No matter how you try to spin it, you cannot separate Valentine’s Day from the red rose. It has been associated with love and beauty in almost every culture for thousands of years. In classic Greek mythology the rose was stained red by the blood of the love goddess Aphrodite, herself. The ancient Romans cultivated Rosa gallica and featured its blooms in the wedding ritual both by decorating the bridal couple and decorating the centerpieces of the wedding feast. In North America the native tribes gathered wild roses for courtship as well as medicinal use. A ghazal written by a Persian mystic Hafez tells it is the beauty of the rose that causes the nightingale to sing. By the medieval period, the rose was associated with the purity of the Virgin Mary in Christian mythology.
In the colonial period, William Penn brought English roses back to the Americas in 1699 and John Adams planted the first rosebush at the famed White House garden.
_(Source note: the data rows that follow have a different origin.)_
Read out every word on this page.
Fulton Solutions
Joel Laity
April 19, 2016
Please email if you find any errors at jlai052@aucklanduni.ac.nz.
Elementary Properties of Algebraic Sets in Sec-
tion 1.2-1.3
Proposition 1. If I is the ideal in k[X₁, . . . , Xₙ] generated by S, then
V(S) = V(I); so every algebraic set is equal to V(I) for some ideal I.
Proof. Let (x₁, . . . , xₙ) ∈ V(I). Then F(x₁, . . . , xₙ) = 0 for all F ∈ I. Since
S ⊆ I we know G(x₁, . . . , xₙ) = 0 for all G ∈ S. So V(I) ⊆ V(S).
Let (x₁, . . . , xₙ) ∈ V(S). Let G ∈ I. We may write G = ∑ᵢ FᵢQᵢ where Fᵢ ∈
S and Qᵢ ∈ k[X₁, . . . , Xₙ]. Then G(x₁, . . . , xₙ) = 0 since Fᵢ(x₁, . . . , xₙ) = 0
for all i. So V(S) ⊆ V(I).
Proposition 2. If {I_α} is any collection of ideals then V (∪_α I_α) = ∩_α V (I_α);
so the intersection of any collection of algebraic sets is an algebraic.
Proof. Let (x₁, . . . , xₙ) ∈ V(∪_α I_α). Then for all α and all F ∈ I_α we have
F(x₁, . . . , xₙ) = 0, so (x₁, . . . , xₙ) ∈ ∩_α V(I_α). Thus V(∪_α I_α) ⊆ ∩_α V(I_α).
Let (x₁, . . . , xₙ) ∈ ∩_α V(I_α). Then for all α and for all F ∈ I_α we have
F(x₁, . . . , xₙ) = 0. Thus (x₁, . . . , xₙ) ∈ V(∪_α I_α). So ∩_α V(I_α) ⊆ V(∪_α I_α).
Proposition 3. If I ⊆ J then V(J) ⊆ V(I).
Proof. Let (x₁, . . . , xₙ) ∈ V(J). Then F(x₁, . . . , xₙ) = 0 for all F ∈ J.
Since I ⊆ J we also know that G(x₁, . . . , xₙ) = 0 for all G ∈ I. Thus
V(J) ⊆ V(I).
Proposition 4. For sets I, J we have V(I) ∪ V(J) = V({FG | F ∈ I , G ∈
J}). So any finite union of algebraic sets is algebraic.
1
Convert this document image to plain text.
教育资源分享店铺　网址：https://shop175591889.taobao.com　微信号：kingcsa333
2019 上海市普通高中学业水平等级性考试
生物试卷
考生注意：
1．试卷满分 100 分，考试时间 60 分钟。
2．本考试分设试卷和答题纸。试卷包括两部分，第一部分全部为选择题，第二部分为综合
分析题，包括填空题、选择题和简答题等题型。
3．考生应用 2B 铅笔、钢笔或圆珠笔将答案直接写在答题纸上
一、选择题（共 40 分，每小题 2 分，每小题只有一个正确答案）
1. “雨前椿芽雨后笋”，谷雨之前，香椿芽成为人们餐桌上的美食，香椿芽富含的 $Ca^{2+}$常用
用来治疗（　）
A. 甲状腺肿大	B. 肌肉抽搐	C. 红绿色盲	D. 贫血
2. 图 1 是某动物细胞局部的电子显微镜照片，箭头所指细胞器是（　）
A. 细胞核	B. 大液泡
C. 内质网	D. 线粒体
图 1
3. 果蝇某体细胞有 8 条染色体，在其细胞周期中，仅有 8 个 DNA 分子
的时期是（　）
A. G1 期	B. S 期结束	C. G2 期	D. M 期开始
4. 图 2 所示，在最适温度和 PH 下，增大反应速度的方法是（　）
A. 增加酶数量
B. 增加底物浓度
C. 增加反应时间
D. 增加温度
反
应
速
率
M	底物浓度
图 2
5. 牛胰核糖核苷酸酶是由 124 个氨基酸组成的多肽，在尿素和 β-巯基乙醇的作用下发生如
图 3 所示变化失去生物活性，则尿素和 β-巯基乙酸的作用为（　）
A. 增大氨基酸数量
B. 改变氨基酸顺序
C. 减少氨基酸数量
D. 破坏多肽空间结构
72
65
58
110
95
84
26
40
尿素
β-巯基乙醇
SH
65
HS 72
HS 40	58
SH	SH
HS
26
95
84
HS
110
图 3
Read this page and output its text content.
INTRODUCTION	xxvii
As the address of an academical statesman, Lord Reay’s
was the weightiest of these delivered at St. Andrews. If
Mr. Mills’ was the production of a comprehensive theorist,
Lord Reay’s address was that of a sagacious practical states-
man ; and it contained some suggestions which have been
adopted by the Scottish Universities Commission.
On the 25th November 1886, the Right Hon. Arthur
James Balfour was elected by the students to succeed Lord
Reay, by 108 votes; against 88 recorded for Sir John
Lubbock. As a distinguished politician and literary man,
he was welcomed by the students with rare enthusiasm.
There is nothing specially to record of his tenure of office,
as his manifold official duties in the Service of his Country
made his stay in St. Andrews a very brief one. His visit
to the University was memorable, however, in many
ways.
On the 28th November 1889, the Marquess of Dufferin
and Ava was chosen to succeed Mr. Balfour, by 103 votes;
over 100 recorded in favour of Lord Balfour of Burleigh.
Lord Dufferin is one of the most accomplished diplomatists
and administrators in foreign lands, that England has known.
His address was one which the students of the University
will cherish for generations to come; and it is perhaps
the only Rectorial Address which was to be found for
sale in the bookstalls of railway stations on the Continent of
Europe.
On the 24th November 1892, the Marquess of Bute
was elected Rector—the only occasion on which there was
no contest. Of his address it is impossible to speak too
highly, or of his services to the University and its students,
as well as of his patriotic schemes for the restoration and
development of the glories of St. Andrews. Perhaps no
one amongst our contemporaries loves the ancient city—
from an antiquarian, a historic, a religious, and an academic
This doesn’t relate so much to the history of the rose as a token of love, but I think it’s a cool fact.
Rose hips are a widely known source of vitamin C which can help to stimulate the immune system. And distilled rose oil is used topically for skin care: it is an astringent and can help to reduce redness in skin. It is also believed to work to rejuvenate aging skin and can help reduce fine wrinkles.
Roses are known as an effective cure for “woman’s problems.” The growing tips of rose plants are full of plant bioflavonoids which help to stimulate estrogen production. This can increase libido in women and ease menstrual difficulties. A study in Taiwan showed that drinking rose tea significantly eased the symptoms of dysmenorrhea in adolescent girls.